Bayerns Abwehrkrise: Standardsituationen werden zum Albtraum vor Arsenal-Duell
Ilja RustBayerns Abwehrkrise: Standardsituationen werden zum Albtraum vor Arsenal-Duell
Bayern München steht vor wachsenden Sorgen wegen defensiver Schwächen – besonders bei Standardsituationen. In den letzten acht Gegentoren kassierte der Rekordmeister fünfmal nach ruhendem Ball, wobei aktuelle Patzer strukturelle Mängel offenbarten. Vor dem anstehenden Champions-League-Duell mit dem FC Arsenal wird das Problem nun zum drängenden Thema.

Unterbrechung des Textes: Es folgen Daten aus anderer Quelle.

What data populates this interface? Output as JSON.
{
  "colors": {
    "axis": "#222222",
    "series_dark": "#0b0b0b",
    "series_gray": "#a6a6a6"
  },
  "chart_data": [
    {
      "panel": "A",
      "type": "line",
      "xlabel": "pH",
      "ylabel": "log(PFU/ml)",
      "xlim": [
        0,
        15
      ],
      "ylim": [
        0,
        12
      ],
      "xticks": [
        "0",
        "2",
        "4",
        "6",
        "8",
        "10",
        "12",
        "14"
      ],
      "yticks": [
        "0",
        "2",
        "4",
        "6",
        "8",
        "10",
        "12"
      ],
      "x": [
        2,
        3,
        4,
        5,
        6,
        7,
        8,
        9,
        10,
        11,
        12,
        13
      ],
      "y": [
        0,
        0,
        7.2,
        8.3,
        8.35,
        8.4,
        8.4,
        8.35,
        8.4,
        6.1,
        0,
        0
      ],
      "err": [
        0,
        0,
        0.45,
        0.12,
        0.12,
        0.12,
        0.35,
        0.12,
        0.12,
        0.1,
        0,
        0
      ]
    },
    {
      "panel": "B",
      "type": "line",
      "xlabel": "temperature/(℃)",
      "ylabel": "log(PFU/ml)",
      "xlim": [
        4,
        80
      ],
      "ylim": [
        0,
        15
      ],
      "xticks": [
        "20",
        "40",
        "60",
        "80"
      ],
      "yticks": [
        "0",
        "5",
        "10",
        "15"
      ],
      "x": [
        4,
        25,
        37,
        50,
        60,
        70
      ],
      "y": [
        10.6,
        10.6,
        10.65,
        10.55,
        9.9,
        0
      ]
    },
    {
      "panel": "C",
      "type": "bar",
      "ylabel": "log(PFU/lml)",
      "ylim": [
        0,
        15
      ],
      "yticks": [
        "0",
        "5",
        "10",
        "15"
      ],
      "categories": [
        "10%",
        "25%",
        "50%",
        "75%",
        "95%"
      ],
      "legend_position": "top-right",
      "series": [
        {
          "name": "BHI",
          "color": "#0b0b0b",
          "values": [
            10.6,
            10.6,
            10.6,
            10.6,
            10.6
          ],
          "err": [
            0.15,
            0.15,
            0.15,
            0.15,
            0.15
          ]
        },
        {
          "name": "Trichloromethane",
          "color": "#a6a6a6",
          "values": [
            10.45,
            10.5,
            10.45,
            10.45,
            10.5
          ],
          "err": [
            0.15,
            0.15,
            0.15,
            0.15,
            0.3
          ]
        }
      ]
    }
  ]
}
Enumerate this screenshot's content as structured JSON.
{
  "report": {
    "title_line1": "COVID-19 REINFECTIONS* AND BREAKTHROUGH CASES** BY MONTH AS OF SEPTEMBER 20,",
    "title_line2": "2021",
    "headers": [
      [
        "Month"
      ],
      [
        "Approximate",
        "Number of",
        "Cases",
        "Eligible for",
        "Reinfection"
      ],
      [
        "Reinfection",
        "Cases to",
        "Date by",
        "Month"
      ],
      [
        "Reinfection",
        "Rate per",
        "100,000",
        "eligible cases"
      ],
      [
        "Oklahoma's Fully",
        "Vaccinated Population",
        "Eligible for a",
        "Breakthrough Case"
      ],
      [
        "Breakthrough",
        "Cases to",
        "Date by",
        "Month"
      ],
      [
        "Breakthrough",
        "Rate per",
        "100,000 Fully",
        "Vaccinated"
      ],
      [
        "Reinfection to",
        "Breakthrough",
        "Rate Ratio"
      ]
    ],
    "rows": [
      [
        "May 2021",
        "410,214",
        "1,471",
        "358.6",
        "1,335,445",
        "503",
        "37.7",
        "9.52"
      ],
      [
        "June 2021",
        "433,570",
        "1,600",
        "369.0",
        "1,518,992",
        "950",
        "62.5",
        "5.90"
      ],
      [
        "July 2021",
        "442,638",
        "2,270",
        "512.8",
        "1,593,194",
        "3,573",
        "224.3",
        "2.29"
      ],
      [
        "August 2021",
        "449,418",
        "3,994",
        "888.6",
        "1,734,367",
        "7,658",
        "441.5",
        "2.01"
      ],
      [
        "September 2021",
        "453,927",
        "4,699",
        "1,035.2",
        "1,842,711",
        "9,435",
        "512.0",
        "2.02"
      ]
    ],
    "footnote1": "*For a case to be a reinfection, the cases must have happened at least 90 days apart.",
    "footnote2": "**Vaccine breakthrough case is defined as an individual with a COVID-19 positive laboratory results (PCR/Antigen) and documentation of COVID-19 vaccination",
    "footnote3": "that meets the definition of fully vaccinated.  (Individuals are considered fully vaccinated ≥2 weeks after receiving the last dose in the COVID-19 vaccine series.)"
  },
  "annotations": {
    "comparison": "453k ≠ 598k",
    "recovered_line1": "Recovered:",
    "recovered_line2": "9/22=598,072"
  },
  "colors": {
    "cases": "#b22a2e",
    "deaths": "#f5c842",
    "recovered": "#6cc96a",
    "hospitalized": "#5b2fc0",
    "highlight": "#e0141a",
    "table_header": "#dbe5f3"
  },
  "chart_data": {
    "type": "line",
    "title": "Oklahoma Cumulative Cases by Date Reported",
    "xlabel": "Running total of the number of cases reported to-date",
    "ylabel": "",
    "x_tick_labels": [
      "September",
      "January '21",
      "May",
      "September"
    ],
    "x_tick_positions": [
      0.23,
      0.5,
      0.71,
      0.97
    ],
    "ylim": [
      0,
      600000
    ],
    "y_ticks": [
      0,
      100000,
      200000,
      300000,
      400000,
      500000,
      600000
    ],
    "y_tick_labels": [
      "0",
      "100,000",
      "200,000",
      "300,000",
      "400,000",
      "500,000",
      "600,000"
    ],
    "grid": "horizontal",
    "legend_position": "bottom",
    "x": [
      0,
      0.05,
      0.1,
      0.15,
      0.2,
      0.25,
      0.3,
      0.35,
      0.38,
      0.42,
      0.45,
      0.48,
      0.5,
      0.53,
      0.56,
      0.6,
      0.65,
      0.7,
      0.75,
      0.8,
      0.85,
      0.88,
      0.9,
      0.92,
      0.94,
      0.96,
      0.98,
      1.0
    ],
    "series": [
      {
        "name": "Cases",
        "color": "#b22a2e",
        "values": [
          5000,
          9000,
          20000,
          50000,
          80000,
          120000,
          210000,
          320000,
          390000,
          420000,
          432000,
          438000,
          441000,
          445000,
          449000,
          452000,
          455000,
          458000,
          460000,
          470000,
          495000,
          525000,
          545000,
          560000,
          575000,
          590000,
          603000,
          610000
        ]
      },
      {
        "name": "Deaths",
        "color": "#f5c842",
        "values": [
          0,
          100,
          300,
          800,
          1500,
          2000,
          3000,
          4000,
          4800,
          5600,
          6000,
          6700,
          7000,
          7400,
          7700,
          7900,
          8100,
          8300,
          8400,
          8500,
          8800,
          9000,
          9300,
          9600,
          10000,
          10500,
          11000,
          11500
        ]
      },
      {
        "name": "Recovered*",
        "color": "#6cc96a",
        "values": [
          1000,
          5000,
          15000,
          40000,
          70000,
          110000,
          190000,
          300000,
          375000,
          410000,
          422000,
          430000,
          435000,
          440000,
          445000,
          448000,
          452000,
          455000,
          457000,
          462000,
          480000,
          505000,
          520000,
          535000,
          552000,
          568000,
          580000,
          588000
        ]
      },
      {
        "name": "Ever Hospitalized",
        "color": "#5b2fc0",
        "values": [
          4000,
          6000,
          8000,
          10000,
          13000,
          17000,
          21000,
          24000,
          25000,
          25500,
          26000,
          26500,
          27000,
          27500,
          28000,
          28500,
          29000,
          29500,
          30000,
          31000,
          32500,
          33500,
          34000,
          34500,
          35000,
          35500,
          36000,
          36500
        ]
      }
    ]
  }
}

Die Defizite traten erneut in Bayerns jüngsten Spielen zutage. Beim Spiel gegen den SC Freiburg verlor Stürmer Luis Díaz seinen Gegenspieler Yuito Suzuki aus den Augen, was den Führungstreffer nach einer Ecke ermöglichte. Später kollidierten Verteidiger Dayot Upamecano und Josip Stanišić, sodass Johan Manzambi beim zweiten Freiburger Tor nach einem weiteren Standard ungehindert abschließen konnte.
Auch Torhüter Manuel Neuer zeigte sich fehleranfällig: Ein kostspieliger Patzer gegen Union Berlin erinnerte an seinen früheren Fehler gegen Freiburg. Mittelfeldspieler Aleksandar Pavlović übt öffentlich Kritik an den wiederholten Versäumnissen bei Standards und fordert dringend Besserung.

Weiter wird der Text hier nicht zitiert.